The exceptions? “Ding Dang Dong”, Matjash Mrozewski’s blistering solo for Kate Franklin to a fast and furious score created by TDT dancer Valerie Calam. And Montréal choreographer Dominique Lague’s magnificent “Tome II”, a duet for Lucie Carmen Gregoire and an unidentified musician in which amplified percussion created by machine, mouth and body and inventive movement created a “he said/she said” dialectic marked by sensual humour and tremendous rigour and virtuosity.
“Plus ca change, plus c’est la meme chose” doesn’t quite sum up the new TIDF. But I found myself thinking just that far too often.
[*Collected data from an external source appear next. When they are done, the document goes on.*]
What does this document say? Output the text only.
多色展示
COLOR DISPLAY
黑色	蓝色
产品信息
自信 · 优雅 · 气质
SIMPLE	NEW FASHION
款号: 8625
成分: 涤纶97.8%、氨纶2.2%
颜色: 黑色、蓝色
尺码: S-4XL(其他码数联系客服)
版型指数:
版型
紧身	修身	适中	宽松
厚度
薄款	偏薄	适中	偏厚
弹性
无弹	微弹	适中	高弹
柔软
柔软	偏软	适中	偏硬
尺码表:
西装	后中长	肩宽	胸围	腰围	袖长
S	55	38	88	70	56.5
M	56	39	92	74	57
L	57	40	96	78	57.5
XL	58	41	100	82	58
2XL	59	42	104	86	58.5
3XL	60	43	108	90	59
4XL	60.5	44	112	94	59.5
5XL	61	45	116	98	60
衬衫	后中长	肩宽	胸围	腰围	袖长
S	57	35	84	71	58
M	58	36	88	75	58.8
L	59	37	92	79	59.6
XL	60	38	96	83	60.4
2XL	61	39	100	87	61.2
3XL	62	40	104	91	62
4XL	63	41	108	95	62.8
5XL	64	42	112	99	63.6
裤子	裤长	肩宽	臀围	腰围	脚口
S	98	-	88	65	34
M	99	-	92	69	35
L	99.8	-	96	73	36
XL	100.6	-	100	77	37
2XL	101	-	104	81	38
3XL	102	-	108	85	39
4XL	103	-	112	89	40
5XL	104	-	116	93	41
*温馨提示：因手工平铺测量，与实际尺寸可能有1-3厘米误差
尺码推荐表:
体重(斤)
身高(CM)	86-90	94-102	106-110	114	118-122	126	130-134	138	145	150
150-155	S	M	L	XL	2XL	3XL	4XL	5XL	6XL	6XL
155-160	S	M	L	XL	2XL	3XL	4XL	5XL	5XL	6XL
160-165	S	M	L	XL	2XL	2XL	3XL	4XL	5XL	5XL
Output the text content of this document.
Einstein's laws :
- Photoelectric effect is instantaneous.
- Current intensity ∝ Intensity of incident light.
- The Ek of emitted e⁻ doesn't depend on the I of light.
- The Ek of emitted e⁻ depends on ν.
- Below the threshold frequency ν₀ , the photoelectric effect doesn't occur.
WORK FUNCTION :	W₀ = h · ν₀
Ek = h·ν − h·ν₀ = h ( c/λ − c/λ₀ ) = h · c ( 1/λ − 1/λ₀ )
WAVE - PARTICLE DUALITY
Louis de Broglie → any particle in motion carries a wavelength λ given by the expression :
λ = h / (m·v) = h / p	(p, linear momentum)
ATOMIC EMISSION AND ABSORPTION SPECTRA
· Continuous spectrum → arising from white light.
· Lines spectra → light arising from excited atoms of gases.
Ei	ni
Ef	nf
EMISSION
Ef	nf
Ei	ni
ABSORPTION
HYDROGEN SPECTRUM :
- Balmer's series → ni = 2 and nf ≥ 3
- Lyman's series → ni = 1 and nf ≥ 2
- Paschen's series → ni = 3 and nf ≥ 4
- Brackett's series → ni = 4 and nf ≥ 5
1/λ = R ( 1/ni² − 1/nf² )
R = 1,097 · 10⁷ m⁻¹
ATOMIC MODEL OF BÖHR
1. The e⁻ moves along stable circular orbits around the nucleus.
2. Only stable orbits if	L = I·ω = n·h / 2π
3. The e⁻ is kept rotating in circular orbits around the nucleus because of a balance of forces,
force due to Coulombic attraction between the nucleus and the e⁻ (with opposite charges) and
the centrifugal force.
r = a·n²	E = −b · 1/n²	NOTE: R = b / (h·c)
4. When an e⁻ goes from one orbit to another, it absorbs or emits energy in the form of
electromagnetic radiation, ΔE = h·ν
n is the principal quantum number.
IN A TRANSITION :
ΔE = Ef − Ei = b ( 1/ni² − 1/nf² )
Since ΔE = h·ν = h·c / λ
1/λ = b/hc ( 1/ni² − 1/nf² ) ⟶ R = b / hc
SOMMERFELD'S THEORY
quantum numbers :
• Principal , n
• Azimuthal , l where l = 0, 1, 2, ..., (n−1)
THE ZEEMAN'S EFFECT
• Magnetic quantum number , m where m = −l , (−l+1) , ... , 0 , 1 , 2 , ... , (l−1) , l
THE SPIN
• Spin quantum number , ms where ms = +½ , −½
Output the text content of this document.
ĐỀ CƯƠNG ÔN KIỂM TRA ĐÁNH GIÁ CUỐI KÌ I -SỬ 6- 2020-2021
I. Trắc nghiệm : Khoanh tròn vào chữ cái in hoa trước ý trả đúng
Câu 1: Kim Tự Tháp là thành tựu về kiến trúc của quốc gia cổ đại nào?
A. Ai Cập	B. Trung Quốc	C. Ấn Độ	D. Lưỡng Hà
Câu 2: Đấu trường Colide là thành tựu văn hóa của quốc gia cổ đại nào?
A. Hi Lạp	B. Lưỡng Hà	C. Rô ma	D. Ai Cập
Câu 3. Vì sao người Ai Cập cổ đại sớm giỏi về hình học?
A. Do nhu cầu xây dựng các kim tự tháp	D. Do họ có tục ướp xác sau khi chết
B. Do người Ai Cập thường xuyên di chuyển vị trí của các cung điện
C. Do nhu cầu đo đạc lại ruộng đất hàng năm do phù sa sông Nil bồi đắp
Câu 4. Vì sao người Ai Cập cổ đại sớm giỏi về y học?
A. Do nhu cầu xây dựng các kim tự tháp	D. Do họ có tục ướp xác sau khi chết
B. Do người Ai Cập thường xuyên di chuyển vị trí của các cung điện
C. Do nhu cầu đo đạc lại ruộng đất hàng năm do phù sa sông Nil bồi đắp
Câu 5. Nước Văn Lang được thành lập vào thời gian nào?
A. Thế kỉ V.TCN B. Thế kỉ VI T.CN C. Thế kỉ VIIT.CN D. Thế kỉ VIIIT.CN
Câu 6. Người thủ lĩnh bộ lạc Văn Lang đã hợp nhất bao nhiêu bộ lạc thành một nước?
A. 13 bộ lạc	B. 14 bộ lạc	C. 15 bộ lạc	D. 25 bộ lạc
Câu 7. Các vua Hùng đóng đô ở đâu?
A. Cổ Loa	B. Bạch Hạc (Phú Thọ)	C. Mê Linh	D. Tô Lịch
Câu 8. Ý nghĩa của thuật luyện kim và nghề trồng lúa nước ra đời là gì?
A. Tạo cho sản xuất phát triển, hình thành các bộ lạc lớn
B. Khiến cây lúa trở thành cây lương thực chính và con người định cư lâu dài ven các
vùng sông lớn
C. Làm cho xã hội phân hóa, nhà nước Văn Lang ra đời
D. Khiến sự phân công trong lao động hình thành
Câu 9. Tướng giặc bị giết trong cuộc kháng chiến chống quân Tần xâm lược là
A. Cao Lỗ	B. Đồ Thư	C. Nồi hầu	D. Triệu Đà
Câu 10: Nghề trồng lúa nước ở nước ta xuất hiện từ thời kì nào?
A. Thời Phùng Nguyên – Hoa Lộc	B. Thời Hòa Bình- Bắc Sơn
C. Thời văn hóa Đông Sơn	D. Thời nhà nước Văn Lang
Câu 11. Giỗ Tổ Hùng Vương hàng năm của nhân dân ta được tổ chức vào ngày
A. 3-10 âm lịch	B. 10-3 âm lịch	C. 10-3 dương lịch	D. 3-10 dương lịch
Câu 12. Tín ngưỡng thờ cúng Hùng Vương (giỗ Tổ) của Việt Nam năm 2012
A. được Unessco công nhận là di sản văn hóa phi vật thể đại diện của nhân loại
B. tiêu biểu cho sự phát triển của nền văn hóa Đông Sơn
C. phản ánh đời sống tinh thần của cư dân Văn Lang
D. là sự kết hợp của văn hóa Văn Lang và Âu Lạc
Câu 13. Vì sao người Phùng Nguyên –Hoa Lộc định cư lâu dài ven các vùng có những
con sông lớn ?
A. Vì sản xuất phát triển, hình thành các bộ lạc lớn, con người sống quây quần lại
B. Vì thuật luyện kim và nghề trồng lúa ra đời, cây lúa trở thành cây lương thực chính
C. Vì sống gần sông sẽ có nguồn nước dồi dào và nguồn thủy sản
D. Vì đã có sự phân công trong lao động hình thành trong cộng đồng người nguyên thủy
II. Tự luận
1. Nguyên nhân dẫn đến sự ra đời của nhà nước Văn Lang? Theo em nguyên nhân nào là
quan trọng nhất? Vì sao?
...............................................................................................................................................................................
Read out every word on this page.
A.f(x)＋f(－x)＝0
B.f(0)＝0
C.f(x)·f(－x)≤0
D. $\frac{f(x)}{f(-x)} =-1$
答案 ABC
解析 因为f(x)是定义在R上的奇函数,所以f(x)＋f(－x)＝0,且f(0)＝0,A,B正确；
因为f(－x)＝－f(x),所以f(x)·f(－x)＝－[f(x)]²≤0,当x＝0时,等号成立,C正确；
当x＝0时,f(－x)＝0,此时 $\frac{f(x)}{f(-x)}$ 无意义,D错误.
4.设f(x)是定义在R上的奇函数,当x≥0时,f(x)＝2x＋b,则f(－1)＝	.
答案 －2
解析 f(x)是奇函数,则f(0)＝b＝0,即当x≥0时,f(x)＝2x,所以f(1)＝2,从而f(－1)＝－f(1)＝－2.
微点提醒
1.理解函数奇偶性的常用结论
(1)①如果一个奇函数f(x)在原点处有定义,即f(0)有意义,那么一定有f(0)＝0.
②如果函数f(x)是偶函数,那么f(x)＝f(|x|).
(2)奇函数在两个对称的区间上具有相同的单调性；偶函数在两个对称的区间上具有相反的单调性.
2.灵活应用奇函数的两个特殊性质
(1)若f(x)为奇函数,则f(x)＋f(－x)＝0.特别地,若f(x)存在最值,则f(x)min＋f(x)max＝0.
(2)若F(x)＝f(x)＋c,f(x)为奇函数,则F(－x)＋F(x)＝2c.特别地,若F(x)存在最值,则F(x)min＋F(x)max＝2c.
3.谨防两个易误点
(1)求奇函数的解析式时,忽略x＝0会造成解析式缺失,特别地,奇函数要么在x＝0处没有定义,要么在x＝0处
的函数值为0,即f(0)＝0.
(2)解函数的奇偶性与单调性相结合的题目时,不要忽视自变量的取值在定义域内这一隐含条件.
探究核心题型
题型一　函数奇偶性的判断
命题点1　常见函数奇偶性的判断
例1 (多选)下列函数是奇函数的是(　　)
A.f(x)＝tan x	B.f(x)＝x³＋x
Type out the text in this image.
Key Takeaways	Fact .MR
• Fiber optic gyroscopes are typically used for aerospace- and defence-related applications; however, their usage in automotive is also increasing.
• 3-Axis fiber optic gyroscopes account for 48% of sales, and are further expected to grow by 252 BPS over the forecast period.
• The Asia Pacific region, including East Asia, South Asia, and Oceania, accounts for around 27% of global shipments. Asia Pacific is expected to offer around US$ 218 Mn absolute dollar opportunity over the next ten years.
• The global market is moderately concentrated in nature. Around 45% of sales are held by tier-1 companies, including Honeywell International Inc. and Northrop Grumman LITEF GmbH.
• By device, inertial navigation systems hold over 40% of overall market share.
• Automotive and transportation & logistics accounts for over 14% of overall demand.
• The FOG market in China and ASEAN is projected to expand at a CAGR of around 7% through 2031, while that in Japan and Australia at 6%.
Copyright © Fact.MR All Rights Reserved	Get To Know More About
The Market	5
In addition to some thoroughly dissatisfying programming choices, Toronto’s inaugural international dance festival was characterized by an infuriating lack of attention to front of house details — site-specific events scheduled at the same time as mainstage shows, incomplete program notes, photographers clicking away during some performances — that suggests a general lack of care. It’s less depressing to dwell on the many good things I noticed — the high quality of the dancing overall, the intermittent bursts of pure creative genius, the range of dance styles offered by the festival, the unfamiliar faces in the house (suggesting that audience members were actually there to see the dance, not because they knew someone in the cast) and, most importantly, a commitment on the part of the organizers and the dance community to a dynamic future for Toronto’s only major dance festival. It’s worth the energy and effort to get it right.
Hi Kathleen M. Smith:
I’d like to thank you for your words about “Tome II ” in the Grande Scale Event. I’m glad you enjoyed my piece. Also, for your information, there was a mistake in the Grande Scale Event program … the choreographer-dancer is myself (Lucie Carmen Grégoire) and the vocal percussionnist, Dominique Laguë!